Jarum Jam sudah menuju sepertiga malam, malam sudah merangkak fajar, kantuk juga belum mengunjungi kami bertiga. Sontak kaget tak menyangka, pengacara kondang itu, Nursal langsung melontarkan ide bernasnya: “Damang! Walau AS (Abraham Samad) kini seoleh-olah dikriminalisasi, tetap saya tidak sepakat jika KPK diberikan imunitas penuh, tak terbatas untuknya”. Pernyataan itu langsung saja tertanggap balik oleh saya dengan Wiwin; “Kenapa kawan? Bukankah kita harus melindungi KPK, sebagai satu-satunya lembaga anti rasuh yang masih terpercaya, dan tak lebih bukankah kita harus melindungi senior kita; Abraham Samad yang sudah “dikriminalisasi” tak wajar selama ini”. Berkembanglah diskusi ini pada esok harinya dalam berbagai forum. Mulai dari diskusi- kecil-kecilan yang diselenggarakan Lembaga Pers Mahasiswa Hukum Unhas (LPMH), Forum Diskusi Pasca Sarjana FH Unhas, hingga melebar di lembaga yang pernah didirikan oleh Abraham Samad: Anti Corruption Commite (ACC).

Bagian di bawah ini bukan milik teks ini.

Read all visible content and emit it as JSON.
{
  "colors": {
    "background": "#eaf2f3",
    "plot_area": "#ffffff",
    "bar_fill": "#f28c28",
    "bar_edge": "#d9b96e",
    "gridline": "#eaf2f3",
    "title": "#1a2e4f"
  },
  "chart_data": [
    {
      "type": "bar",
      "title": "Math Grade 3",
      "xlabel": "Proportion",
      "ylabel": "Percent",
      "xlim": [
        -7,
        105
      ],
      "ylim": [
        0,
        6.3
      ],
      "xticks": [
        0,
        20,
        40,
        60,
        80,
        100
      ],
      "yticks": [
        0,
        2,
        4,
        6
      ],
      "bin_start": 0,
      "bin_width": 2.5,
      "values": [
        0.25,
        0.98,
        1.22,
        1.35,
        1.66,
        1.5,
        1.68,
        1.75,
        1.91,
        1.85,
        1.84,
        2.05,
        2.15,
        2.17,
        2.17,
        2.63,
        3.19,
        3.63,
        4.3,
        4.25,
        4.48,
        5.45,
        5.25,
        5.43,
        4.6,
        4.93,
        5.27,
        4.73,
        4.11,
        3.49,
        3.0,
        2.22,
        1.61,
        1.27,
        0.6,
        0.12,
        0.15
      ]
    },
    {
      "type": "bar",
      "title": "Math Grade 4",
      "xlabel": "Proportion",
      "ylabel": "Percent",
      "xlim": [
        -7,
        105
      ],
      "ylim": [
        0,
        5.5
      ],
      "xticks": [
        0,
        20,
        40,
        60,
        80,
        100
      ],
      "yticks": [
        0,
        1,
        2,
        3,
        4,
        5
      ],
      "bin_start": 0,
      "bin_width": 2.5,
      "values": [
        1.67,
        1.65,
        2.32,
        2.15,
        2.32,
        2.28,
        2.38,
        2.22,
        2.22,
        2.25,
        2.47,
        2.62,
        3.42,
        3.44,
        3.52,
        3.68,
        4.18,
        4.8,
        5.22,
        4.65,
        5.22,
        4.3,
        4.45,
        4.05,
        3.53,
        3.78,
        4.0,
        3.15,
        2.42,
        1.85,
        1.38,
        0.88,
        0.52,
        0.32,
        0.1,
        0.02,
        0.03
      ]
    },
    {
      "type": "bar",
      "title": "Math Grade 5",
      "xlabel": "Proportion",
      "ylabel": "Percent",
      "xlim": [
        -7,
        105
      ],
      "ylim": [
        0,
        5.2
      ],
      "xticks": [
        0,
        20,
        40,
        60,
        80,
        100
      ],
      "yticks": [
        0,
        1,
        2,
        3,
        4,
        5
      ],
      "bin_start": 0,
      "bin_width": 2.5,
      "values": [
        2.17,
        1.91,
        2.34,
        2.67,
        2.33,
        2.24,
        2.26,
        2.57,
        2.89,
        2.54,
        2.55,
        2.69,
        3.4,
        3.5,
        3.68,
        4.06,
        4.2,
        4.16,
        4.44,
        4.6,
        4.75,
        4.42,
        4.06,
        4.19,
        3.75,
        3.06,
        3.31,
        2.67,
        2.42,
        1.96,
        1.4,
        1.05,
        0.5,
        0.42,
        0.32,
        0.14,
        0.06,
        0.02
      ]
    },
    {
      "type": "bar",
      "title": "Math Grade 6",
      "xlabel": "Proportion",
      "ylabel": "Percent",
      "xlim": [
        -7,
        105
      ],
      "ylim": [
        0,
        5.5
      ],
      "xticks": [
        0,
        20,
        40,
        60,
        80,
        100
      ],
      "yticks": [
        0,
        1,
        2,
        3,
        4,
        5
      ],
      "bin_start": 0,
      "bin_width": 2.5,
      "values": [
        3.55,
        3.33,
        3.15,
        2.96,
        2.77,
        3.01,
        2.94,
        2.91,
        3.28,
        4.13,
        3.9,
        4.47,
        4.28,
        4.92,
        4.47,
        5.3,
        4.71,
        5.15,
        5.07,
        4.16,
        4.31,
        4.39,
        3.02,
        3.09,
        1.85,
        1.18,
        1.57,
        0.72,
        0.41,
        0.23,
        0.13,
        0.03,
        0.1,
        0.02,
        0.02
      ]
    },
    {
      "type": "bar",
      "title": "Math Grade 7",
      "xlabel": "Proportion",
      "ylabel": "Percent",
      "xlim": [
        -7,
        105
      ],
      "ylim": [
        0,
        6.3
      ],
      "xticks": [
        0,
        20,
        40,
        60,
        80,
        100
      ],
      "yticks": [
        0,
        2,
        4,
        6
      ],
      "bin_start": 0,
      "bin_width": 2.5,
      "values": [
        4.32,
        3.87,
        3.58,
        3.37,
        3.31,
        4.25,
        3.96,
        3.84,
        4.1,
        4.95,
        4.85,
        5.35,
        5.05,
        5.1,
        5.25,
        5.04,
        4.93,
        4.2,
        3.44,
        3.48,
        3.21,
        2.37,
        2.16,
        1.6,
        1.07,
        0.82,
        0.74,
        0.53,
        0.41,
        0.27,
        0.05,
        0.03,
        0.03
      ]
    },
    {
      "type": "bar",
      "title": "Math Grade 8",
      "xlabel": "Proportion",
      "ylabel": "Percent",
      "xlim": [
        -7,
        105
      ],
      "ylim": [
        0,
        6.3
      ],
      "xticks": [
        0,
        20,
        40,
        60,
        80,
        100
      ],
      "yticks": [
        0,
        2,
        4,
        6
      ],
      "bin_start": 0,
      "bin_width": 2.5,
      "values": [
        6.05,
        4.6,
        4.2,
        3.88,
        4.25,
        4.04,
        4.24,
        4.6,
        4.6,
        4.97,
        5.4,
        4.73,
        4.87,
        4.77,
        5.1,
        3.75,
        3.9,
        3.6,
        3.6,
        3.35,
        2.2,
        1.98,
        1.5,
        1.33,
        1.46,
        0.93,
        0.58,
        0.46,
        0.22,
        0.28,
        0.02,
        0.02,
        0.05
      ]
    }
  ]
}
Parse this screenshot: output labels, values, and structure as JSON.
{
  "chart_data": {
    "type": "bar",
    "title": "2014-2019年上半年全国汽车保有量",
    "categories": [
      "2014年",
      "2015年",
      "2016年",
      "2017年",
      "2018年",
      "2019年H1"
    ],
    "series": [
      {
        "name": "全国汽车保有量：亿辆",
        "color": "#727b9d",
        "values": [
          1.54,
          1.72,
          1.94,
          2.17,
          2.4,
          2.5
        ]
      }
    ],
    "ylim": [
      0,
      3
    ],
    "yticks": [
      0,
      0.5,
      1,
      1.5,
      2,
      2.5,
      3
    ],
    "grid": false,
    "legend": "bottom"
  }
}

Saya tegaskan, bahwa kamar lusuh dan hiasan buku-buku tua di tempat saya, adalah forum yang menghargai perbedaan, berusaha untuk terlepas dari segala kepentingan subjektif, maka terlahirkanlah ide cemerlang atas soal imunitas KPK. Berdiri di garda terdepan untuk selalu memperjuangkan pemberantasan korupsi, bukanlah sekedar eforia atau taqlid semata. Kita harus kembali ke prinsip fundamental sebagaimana apa yang disebut asas-asas hukum.

Adakalanya sebagai seorang yuris, sebagai seorang sarjana hukum, bahkan sebagai pengajar yang bergelut dalam segala persoalan ilmu hukum. Lidah kita sudah terlalu fasih dan tak asing untuk mengatakan “all man are equal before the law”. Tetapi pada sesungguhnya, kadang kita sendiri “meledek” prinsip hukum fundamental ini. Bukankah dengan memberi imunitas penuh kepada komisioner KPK sama halnya sebagai perbuatan meruntuhkan dinding “equal” semua orang sama di hadapan hukum? Bukankah pula kekebalan hukum mengundang pelaku untuk melakukan kejahatan yang lebih besar?—impunitas simper ad deteroria invitat. Lalu, mengapa begitu kita sangat “getol” untuk memberi imunitas kepada KPK jika demikian ceritanya?

Sebuah kata untuk mempermaklumkan; sebab KPK tidak lain sebagai anak kandung reformasi yang harus kita pelihara. Dan dari tiga peristiwa “beruntun” dalam setiap eranya, selalu “dikriminalkan”, segala kasus hukum seolah “direkayasa” terhadap komisionernya. Maka dari situlah cikal bakal “proteksi” untuk KPK penting untuk ditiupkan.

Namun sebelum itu, jangan berpikir memberi “imun” untuk KPK secara kebablasan lagi melampaui batas. Hanya perlakuan istimewa (privilege right) yang bisa diberikan kepadanya; tidak mesti kebal hukum. Sebab kebal hukum itu bukanlah imunitas, tetapi impunitas.

Metodenya adalah dengan mulai membagi; kejahatan apa saja yang kemungkinan besar dilakukan oleh komisioner KPK dan kiranya “rentan” untuk direkayasa kasus-kasus hukumnya. Tempus delicti-nya terklasifikasi dalam dua item.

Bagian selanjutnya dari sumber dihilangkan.